One option for selecting multiple slices is with select_columns from pyjanitor:
# pip install pyjanitor
import pandas as pd
import janitor
from numpy import random
random.seed(3)
df = pd.DataFrame(
random.randn(10, 10),
index=range(0,10),
columns=['A', 'B', 'C', 'D','E','F','G','H','I','J']
)
df.select_columns(slice('A', 'C'), 'E', slice('G', 'I'))
A B C E G H I
0 1.788628 0.436510 0.096497 -0.277388 -0.082741 -0.627001 -0.043818
1 -1.313865 0.884622 0.881318 0.050034 -0.545360 -1.546477 0.982367
2 -1.185047 -0.205650 1.486148 -1.023785 0.625245 -0.160513 -0.768836
3 0.745056 1.976111 -1.244123 -0.803766 -0.923792 -1.023876 1.123978
4 -1.623285 0.646675 -0.356271 -0.596650 -0.873882 0.029714 -2.248258
5 1.013183 0.852798 1.108187 1.487543 0.845833 -1.860890 -0.602885
6 1.048148 1.333738 -0.197415 -0.674728 0.152946 -1.064195 0.437947
7 -1.024931 0.899338 -0.154507 0.483788 0.643163 0.249087 -1.395764
8 -1.370669 0.238563 0.614077 0.145063 -0.024104 -0.888657 -2.915738
9 -0.591079 -0.516417 -0.959996 -0.574708 0.679072 -0.855437 -0.300206
The caveat here is that you have to explicitly use python's builtin slice.

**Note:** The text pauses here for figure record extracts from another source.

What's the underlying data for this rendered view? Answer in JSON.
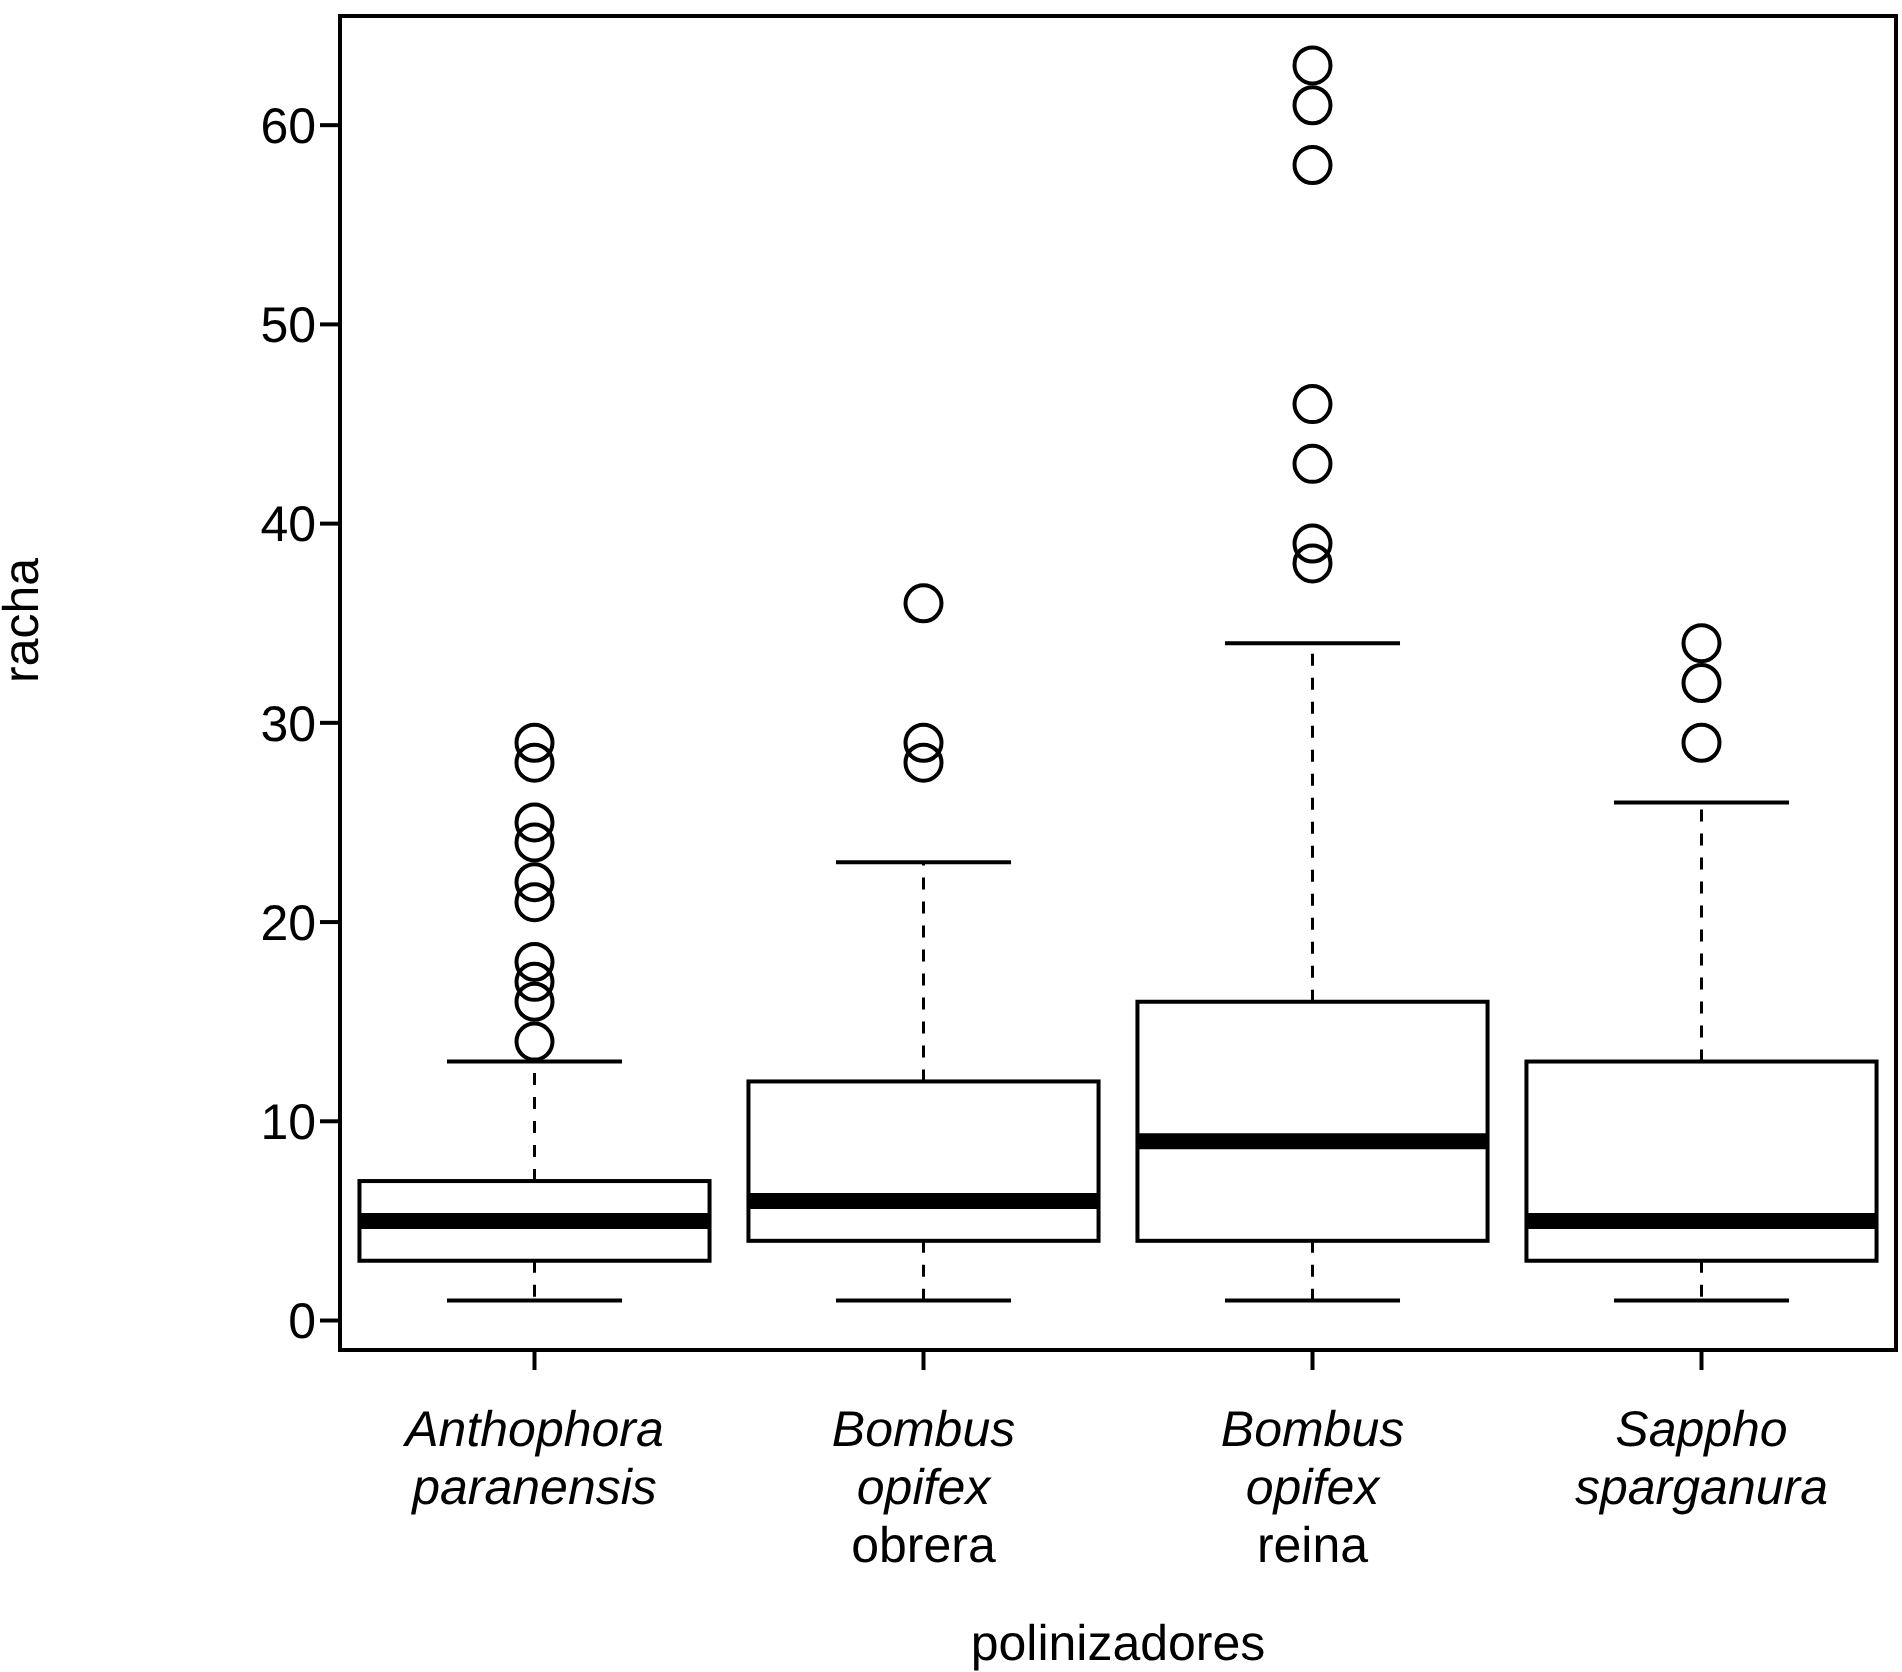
{
  "chart_data": {
    "type": "box",
    "xlabel": "polinizadores",
    "ylabel": "racha",
    "categories": [
      "Anthophora\nparanensis",
      "Bombus\nopifex\nobrera",
      "Bombus\nopifex\nreina",
      "Sappho\nsparganura"
    ],
    "boxes": [
      {
        "low": 1,
        "q1": 3,
        "median": 5,
        "q3": 7,
        "high": 13,
        "outliers": [
          14,
          16,
          17,
          18,
          21,
          22,
          24,
          25,
          28,
          29
        ]
      },
      {
        "low": 1,
        "q1": 4,
        "median": 6,
        "q3": 12,
        "high": 23,
        "outliers": [
          28,
          29,
          36
        ]
      },
      {
        "low": 1,
        "q1": 4,
        "median": 9,
        "q3": 16,
        "high": 34,
        "outliers": [
          38,
          39,
          43,
          46,
          58,
          61,
          63
        ]
      },
      {
        "low": 1,
        "q1": 3,
        "median": 5,
        "q3": 13,
        "high": 26,
        "outliers": [
          29,
          32,
          34
        ]
      }
    ],
    "ylim": [
      -1.48,
      65.48
    ],
    "yticks": [
      0,
      10,
      20,
      30,
      40,
      50,
      60
    ],
    "grid": false
  }
}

Just like the excellent chosen answer, you can use regular expressions, again, it is explicit use (python's re):
import re
df.select_columns(re.compile('[A-CEG-I]'))
A B C E G H I
0 1.788628 0.436510 0.096497 -0.277388 -0.082741 -0.627001 -0.043818
1 -1.313865 0.884622 0.881318 0.050034 -0.545360 -1.546477 0.982367
2 -1.185047 -0.205650 1.486148 -1.023785 0.625245 -0.160513 -0.768836
3 0.745056 1.976111 -1.244123 -0.803766 -0.923792 -1.023876 1.123978
4 -1.623285 0.646675 -0.356271 -0.596650 -0.873882 0.029714 -2.248258
5 1.013183 0.852798 1.108187 1.487543 0.845833 -1.860890 -0.602885
6 1.048148 1.333738 -0.197415 -0.674728 0.152946 -1.064195 0.437947
7 -1.024931 0.899338 -0.154507 0.483788 0.643163 0.249087 -1.395764
8 -1.370669 0.238563 0.614077 0.145063 -0.024104 -0.888657 -2.915738
9 -0.591079 -0.516417 -0.959996 -0.574708 0.679072 -0.855437 -0.300206
You can go crazy and combine different selection options within the select_columns method.